The Mind Research Network, Albuquerque, New Mexico 87106, USA.
Hum Brain Mapp. 2012 Jan;33(1):50-62. doi: 10.1002/hbm.21192. Epub 2011 Mar 9.
The relationship between head motion and diffusion values such as fractional anisotropy (FA) and mean diffusivity (MD) is currently not well understood. Simulation studies suggest that head motion may introduce either a positive or negative bias, but this has not been quantified in clinical studies. Moreover, alternative measures for removing bias as result of head motion, such as the removal of problematic gradients, has been suggested but not carefully evaluated. The current study examined the impact of head motion on FA and MD across three common pipelines (tract-based spatial statistics, voxelwise, and region of interest analyses) and determined the impact of removing diffusion weighted images. Our findings from a large cohort of healthy controls indicate that while head motion was associated with a positive bias for both FA and MD, the effect was greater for MD. The positive bias was observed across all three analysis pipelines and was present following established protocols for data processing, suggesting that current techniques (i.e., correction of both image and gradient table) for removing motion bias are likely insufficient. However, the removal of images with gross artifacts did not fundamentally change the relationship between motion and DTI scalar values. In addition, Monte Carlo simulations suggested that the random removal of images increases the bias and reduces the precision of both FA and MD. Finally, we provide an example of how head motion can be quantified across different neuropsychiatric populations, which should be implemented as part of any diffusion tensor imaging quality assurance protocol.

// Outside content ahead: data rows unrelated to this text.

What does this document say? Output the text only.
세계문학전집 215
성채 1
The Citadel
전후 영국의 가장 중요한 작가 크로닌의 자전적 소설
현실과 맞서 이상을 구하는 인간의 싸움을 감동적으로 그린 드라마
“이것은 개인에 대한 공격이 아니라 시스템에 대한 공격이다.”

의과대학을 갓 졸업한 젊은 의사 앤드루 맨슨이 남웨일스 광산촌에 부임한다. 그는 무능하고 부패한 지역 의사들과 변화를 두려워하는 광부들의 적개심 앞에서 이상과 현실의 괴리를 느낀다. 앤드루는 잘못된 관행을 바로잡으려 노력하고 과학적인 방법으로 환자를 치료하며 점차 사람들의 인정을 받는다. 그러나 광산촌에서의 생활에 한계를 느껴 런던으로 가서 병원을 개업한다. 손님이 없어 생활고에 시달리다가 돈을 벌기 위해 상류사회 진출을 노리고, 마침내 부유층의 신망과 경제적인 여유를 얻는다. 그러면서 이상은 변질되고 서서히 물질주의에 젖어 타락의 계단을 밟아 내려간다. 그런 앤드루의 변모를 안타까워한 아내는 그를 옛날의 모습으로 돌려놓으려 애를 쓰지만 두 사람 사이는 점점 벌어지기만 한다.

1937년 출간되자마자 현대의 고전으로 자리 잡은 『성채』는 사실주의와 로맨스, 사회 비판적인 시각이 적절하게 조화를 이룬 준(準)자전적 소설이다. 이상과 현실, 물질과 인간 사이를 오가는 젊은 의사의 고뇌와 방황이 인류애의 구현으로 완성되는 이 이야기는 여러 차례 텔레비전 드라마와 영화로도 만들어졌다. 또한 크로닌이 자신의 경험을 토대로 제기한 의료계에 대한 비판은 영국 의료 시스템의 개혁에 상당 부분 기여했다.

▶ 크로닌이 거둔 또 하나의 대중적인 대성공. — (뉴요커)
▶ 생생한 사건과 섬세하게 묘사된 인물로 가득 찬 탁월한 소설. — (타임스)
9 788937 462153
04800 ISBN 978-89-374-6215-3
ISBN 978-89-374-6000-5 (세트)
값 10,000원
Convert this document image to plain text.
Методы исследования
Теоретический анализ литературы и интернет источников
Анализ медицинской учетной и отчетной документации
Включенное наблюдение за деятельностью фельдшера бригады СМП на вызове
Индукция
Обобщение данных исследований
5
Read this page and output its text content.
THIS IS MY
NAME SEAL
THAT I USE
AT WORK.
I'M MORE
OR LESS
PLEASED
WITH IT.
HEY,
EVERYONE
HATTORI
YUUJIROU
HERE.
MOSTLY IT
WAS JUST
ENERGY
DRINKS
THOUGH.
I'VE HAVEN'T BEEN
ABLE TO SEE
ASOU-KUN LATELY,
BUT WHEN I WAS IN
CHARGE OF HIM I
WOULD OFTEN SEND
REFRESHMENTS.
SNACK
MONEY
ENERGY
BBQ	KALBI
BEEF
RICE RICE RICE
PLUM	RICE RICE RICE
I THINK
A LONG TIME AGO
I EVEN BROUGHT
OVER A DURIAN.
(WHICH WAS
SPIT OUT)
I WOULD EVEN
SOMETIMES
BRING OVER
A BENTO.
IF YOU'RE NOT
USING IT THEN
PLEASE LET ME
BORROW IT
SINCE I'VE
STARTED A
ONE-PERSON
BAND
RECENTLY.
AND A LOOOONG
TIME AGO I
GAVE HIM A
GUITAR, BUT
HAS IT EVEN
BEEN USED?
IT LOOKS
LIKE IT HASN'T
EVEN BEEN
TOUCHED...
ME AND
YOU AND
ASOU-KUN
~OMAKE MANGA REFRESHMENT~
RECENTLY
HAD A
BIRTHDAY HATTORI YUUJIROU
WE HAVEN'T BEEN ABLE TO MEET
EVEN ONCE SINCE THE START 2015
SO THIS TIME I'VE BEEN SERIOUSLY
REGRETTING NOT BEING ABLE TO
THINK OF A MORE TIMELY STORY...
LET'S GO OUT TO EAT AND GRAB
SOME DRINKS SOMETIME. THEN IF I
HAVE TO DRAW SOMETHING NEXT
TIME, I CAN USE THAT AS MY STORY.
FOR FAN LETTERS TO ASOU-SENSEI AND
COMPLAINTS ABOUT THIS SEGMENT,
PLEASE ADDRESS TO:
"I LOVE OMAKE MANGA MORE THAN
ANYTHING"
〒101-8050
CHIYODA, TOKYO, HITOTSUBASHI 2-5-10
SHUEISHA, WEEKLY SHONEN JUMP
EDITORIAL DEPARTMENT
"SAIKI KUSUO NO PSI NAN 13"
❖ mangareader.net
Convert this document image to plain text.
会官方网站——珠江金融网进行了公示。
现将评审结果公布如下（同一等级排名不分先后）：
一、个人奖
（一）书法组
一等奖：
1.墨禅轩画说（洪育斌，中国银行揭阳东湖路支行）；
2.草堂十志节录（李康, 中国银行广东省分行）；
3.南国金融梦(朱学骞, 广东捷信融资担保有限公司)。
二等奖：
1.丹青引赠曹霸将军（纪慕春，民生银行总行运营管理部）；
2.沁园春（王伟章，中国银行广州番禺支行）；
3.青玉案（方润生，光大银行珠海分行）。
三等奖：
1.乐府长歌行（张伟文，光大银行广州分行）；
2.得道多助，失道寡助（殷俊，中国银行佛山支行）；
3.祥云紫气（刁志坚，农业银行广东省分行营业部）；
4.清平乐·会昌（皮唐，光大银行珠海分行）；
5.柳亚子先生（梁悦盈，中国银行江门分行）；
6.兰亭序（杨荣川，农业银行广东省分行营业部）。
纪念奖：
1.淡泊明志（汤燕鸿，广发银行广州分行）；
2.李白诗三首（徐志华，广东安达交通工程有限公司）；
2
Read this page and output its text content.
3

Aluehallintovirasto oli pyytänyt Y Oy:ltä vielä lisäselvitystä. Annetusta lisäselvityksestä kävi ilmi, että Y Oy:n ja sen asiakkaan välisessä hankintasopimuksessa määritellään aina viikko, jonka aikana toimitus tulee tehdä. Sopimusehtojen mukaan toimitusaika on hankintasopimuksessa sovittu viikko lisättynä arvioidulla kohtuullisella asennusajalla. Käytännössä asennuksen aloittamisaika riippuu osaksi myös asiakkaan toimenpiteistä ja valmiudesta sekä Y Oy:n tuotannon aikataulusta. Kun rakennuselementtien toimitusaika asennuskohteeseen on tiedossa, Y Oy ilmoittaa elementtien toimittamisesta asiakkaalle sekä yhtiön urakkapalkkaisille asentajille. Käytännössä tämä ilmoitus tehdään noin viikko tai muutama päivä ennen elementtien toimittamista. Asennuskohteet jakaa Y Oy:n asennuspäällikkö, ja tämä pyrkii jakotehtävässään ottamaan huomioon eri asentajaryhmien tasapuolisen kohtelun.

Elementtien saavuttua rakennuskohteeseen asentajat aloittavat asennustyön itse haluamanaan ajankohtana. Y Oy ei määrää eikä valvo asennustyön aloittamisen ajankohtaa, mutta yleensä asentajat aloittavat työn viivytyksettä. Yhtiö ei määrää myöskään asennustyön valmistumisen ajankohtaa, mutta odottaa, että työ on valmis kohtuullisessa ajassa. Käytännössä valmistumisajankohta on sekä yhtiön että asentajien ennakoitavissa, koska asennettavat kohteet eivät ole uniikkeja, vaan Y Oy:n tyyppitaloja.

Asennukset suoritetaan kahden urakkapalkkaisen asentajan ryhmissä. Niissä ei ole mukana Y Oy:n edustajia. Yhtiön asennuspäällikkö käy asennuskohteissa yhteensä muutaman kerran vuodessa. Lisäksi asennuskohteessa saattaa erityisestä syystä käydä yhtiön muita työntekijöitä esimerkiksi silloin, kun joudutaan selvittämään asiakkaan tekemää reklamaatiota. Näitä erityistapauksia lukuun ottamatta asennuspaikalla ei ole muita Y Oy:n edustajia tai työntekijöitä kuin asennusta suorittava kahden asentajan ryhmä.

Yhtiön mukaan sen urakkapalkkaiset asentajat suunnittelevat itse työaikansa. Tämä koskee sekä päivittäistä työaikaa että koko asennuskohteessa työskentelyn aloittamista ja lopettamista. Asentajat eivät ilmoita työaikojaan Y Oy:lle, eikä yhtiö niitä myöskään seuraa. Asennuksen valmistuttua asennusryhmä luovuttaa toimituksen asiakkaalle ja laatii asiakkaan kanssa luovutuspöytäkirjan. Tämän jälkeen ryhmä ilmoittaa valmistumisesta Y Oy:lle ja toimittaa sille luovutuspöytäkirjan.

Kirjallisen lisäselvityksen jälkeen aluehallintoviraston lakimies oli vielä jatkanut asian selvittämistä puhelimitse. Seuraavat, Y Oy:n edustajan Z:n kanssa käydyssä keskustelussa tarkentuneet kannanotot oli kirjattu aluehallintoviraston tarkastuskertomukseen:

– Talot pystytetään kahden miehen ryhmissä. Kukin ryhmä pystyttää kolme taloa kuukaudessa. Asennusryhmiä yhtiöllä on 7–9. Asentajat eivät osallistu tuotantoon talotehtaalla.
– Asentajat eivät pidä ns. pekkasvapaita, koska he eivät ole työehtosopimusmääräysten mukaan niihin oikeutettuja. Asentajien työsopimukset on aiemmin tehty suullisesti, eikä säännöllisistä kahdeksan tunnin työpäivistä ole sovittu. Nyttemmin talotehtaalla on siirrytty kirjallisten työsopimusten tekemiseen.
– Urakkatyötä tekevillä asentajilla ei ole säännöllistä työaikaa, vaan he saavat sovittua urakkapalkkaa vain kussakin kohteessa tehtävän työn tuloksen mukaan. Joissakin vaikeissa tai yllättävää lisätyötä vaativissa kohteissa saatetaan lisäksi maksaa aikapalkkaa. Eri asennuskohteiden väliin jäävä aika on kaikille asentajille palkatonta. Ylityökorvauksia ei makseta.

头部运动与扩散值(如各向异性分数(FA)和平均扩散系数(MD))之间的关系目前尚未得到很好的理解。模拟研究表明,头部运动会引入正偏差或负偏差,但这在临床研究中尚未得到量化。此外,还提出了其他消除因头部运动而产生偏差的替代措施,例如去除有问题的梯度,但尚未仔细评估。本研究在三个常见管道(基于束的空间统计学、体素和感兴趣区域分析)中检查了头部运动对 FA 和 MD 的影响,并确定了去除扩散加权图像的影响。我们从大量健康对照组中的发现表明,尽管头部运动会对 FA 和 MD 产生正偏差,但 MD 的影响更大。这种正偏差在所有三个分析管道中均可见,并且在经过数据处理的既定方案后仍然存在,这表明当前用于消除运动偏差的技术(即图像和梯度表的校正)可能不足。然而,去除具有明显伪影的图像并不能从根本上改变运动与 DTI 标量值之间的关系。此外,蒙特卡罗模拟表明,随机去除图像会增加 FA 和 MD 的偏差并降低其精度。最后,我们提供了一个示例,说明了如何在不同的神经精神人群中量化头部运动,这应该作为任何扩散张量成像质量保证协议的一部分实施。